What is a vicar’s house called?
Rectory and vicarage houses, in the sense of parsonages for the resident clergyman, sometimes formed part of the church’s original medieval endowment, sited usually (though not always) near the church itself.
What is the house next to the church called?
What is another word for church house?
Do pastors live in churches?
Most pastors are provided with a rectory, a house owned by the church where they are able to live free of charge during their time as pastor of the church.
What is a presbytery mean?
presbytery, in church government, ruling body in Presbyterian churches that consists of the ministers and representative elders from congregations within a given district (see presbyterian).
What does parish of residence mean?
noun. a building used by a church chiefly for administrative and social purposes. (especially in the Roman Catholic Church) the residence of a cleric.
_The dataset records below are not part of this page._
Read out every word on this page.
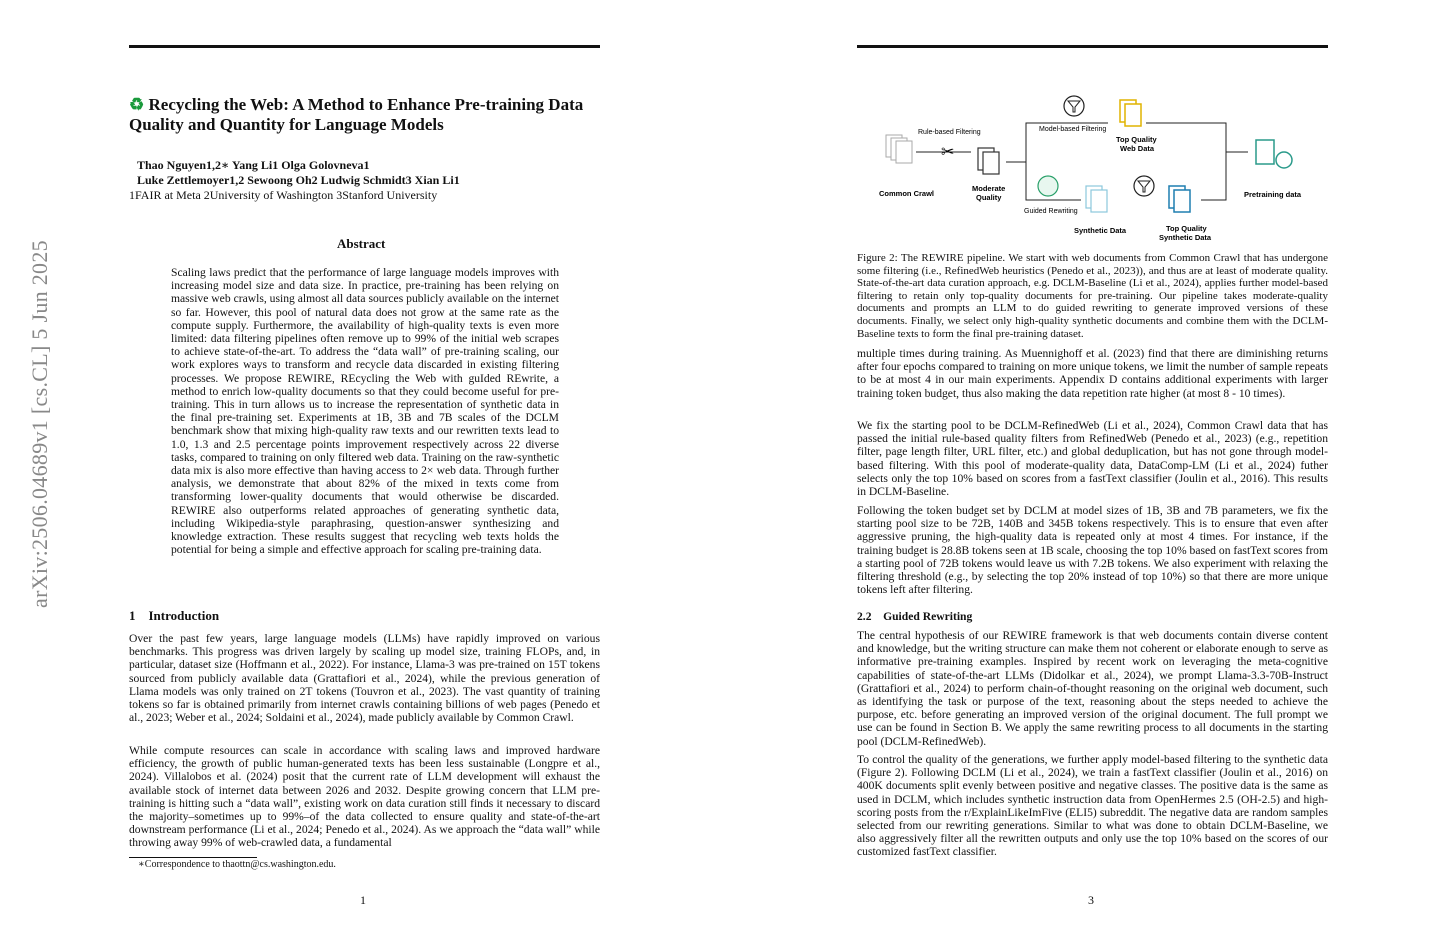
arXiv:2506.04689v1 [cs.CL] 5 Jun 2025
♻ Recycling the Web: A Method to Enhance Pre-training Data Quality and Quantity for Language Models
Thao Nguyen1,2∗ Yang Li1 Olga Golovneva1
Luke Zettlemoyer1,2 Sewoong Oh2 Ludwig Schmidt3 Xian Li1
1FAIR at Meta 2University of Washington 3Stanford University
Abstract
Scaling laws predict that the performance of large language models improves with increasing model size and data size. In practice, pre-training has been relying on massive web crawls, using almost all data sources publicly available on the internet so far. However, this pool of natural data does not grow at the same rate as the compute supply. Furthermore, the availability of high-quality texts is even more limited: data filtering pipelines often remove up to 99% of the initial web scrapes to achieve state-of-the-art. To address the “data wall” of pre-training scaling, our work explores ways to transform and recycle data discarded in existing filtering processes. We propose REWIRE, REcycling the Web with guIded REwrite, a method to enrich low-quality documents so that they could become useful for pre-training. This in turn allows us to increase the representation of synthetic data in the final pre-training set. Experiments at 1B, 3B and 7B scales of the DCLM benchmark show that mixing high-quality raw texts and our rewritten texts lead to 1.0, 1.3 and 2.5 percentage points improvement respectively across 22 diverse tasks, compared to training on only filtered web data. Training on the raw-synthetic data mix is also more effective than having access to 2× web data. Through further analysis, we demonstrate that about 82% of the mixed in texts come from transforming lower-quality documents that would otherwise be discarded. REWIRE also outperforms related approaches of generating synthetic data, including Wikipedia-style paraphrasing, question-answer synthesizing and knowledge extraction. These results suggest that recycling web texts holds the potential for being a simple and effective approach for scaling pre-training data.
1    Introduction
Over the past few years, large language models (LLMs) have rapidly improved on various benchmarks. This progress was driven largely by scaling up model size, training FLOPs, and, in particular, dataset size (Hoffmann et al., 2022). For instance, Llama-3 was pre-trained on 15T tokens sourced from publicly available data (Grattafiori et al., 2024), while the previous generation of Llama models was only trained on 2T tokens (Touvron et al., 2023). The vast quantity of training tokens so far is obtained primarily from internet crawls containing billions of web pages (Penedo et al., 2023; Weber et al., 2024; Soldaini et al., 2024), made publicly available by Common Crawl.
While compute resources can scale in accordance with scaling laws and improved hardware efficiency, the growth of public human-generated texts has been less sustainable (Longpre et al., 2024). Villalobos et al. (2024) posit that the current rate of LLM development will exhaust the available stock of internet data between 2026 and 2032. Despite growing concern that LLM pre-training is hitting such a “data wall”, existing work on data curation still finds it necessary to discard the majority–sometimes up to 99%–of the data collected to ensure quality and state-of-the-art downstream performance (Li et al., 2024; Penedo et al., 2024). As we approach the “data wall” while throwing away 99% of web-crawled data, a fundamental
∗Correspondence to thaottn@cs.washington.edu.
1
Common Crawl
✂
Rule-based Filtering
Moderate
Quality
Model-based Filtering
Top Quality
Web Data
Guided Rewriting
Synthetic Data	Top Quality
Synthetic Data
Pretraining data
Figure 2: The REWIRE pipeline. We start with web documents from Common Crawl that has undergone some filtering (i.e., RefinedWeb heuristics (Penedo et al., 2023)), and thus are at least of moderate quality. State-of-the-art data curation approach, e.g. DCLM-Baseline (Li et al., 2024), applies further model-based filtering to retain only top-quality documents for pre-training. Our pipeline takes moderate-quality documents and prompts an LLM to do guided rewriting to generate improved versions of these documents. Finally, we select only high-quality synthetic documents and combine them with the DCLM-Baseline texts to form the final pre-training dataset.
multiple times during training. As Muennighoff et al. (2023) find that there are diminishing returns after four epochs compared to training on more unique tokens, we limit the number of sample repeats to be at most 4 in our main experiments. Appendix D contains additional experiments with larger training token budget, thus also making the data repetition rate higher (at most 8 - 10 times).
We fix the starting pool to be DCLM-RefinedWeb (Li et al., 2024), Common Crawl data that has passed the initial rule-based quality filters from RefinedWeb (Penedo et al., 2023) (e.g., repetition filter, page length filter, URL filter, etc.) and global deduplication, but has not gone through model-based filtering. With this pool of moderate-quality data, DataComp-LM (Li et al., 2024) futher selects only the top 10% based on scores from a fastText classifier (Joulin et al., 2016). This results in DCLM-Baseline.
Following the token budget set by DCLM at model sizes of 1B, 3B and 7B parameters, we fix the starting pool size to be 72B, 140B and 345B tokens respectively. This is to ensure that even after aggressive pruning, the high-quality data is repeated only at most 4 times. For instance, if the training budget is 28.8B tokens seen at 1B scale, choosing the top 10% based on fastText scores from a starting pool of 72B tokens would leave us with 7.2B tokens. We also experiment with relaxing the filtering threshold (e.g., by selecting the top 20% instead of top 10%) so that there are more unique tokens left after filtering.
2.2    Guided Rewriting
The central hypothesis of our REWIRE framework is that web documents contain diverse content and knowledge, but the writing structure can make them not coherent or elaborate enough to serve as informative pre-training examples. Inspired by recent work on leveraging the meta-cognitive capabilities of state-of-the-art LLMs (Didolkar et al., 2024), we prompt Llama-3.3-70B-Instruct (Grattafiori et al., 2024) to perform chain-of-thought reasoning on the original web document, such as identifying the task or purpose of the text, reasoning about the steps needed to achieve the purpose, etc. before generating an improved version of the original document. The full prompt we use can be found in Section B. We apply the same rewriting process to all documents in the starting pool (DCLM-RefinedWeb).
To control the quality of the generations, we further apply model-based filtering to the synthetic data (Figure 2). Following DCLM (Li et al., 2024), we train a fastText classifier (Joulin et al., 2016) on 400K documents split evenly between positive and negative classes. The positive data is the same as used in DCLM, which includes synthetic instruction data from OpenHermes 2.5 (OH-2.5) and high-scoring posts from the r/ExplainLikeImFive (ELI5) subreddit. The negative data are random samples selected from our rewriting generations. Similar to what was done to obtain DCLM-Baseline, we also aggressively filter all the rewritten outputs and only use the top 10% based on the scores of our customized fastText classifier.
3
Who can live in a parsonage?
Churches can designate a housing allowance for a minister who lives in a parsonage if the minister pays for utilities, repairs, furnishings or other eligible expenses. Ministers who live rent-free in a church-owned parsonage should not include the fair rental value of the parsonage in income for federal income taxes.
Do priests get married?
There is a long-standing practice, though, to require celibacy of Latin (or Roman) rite priests. In the Eastern rites, celibacy is generally not required — although it is required for bishops. … For any Catholic priest, if already ordained a priest, they cannot subsequently marry.
What are church doors called?
The royal doors, holy doors, or beautiful gates are the central doors of the iconostasis in an Eastern Orthodox or Eastern Catholic church. In Orthodox Churches, the sanctuary (sometimes called the Altar, which contains the Holy Table) is separated from the nave by a wooden screen called the iconostasis.